Vincent started to speak, looked at Hawk, and didn’t. His gaze shifted rapidly around the room, as if he could find a place to run. He couldn’t. I walked over to the end table beside the couch and picked up her phone and called Sgt. O’Connor. Roth sat down on the sofa beside KC. She put her hand out and he took it. Hawk looked at Roth and nodded his head once in approval. For Hawk that was the Croix de Guerre.
O’Connor came on the line.
“Spenser,” I said. “We have your rapist if you’d like to come up and get him.”
I hung up the phone and turned. Vincent was staring at me. Suddenly his eyeballs rolled back in their sockets and he fell backward. Hawk stepped aside and let him fall against the wall and slide to the floor. He lay on his back with his eyelids open over his white eyeballs and his mouth ajar. We all looked at him.
“Rapist appears a little vaporish,” Hawk said.
Faintly I could hear the police sirens coming our way.
CHAPTER FORTY-ONE
I met Robert Walters of Walt and Willie in the late afternoon at a gay bar in the South End near the Ballet.
“Well, the world’s straightest straight boy,” Walt said when I came in.
He was drinking red wine. And I could tell that he’d been doing it for a while.
“Good to be the best at something,” I said.
The bartender had bright blond hair and an earring. The bar had Brooklyn Lager on draught. I ordered one.

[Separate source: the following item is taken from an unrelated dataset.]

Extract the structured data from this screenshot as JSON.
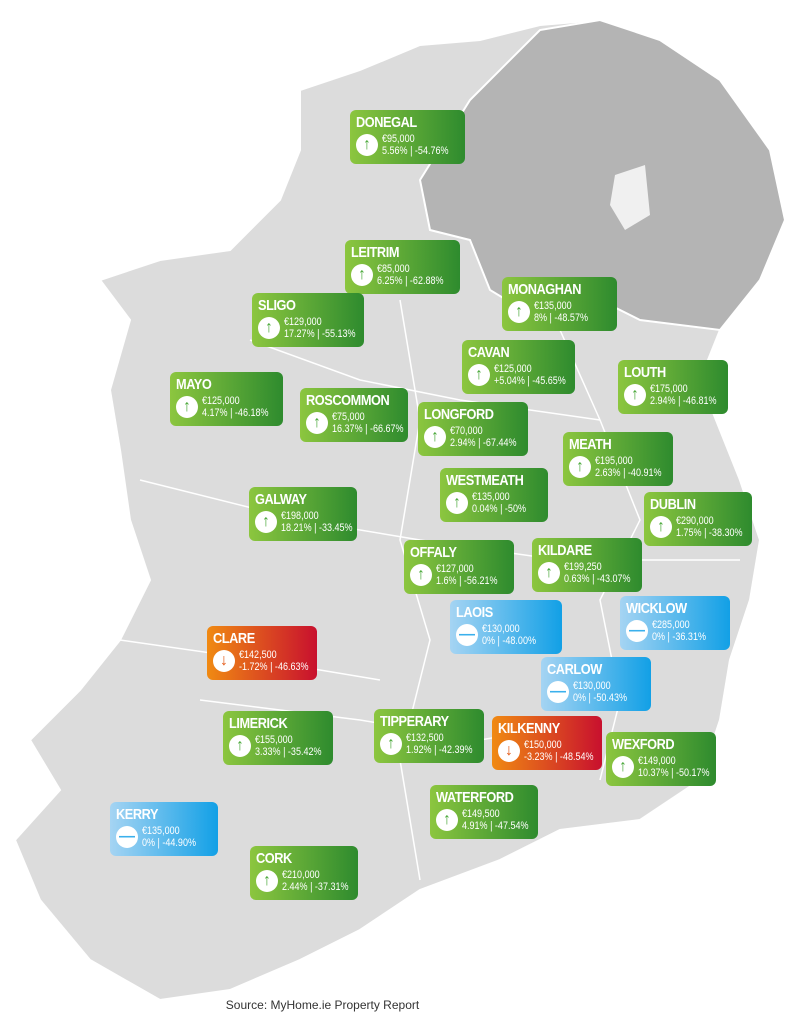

“So what you want to talk about, Mister World’s Straightest?”
I saw no reason to vamp on the subject.
“I’d like to talk about the blackmail doodle you guys were running with OUTrageous.”
“Huh?”
“I’d like to talk about the blackmail doodle you guys were running with OUTrageous.”
“Doodle?”
“You guys were discovering closeted gay people and threatening to out them if they didn’t give you money. I’d like us to talk about that.”
Walt finished the rest of his wine and motioned to the bartender.
“I’m going to switch to martinis, Tom.”
“Belvedere,” the bartender said, “up with olives.”
“You got it,” Walt said.
I waited. Walt watched as the bartender mixed his martini and brought it to him. The bartender put out the little napkin, set the martini on it, and went away. Walt picked up the martini carefully and took a sip, and said “ahh.” Then he looked at me, and as I watched him, his eyes began slowly to fill up with tears.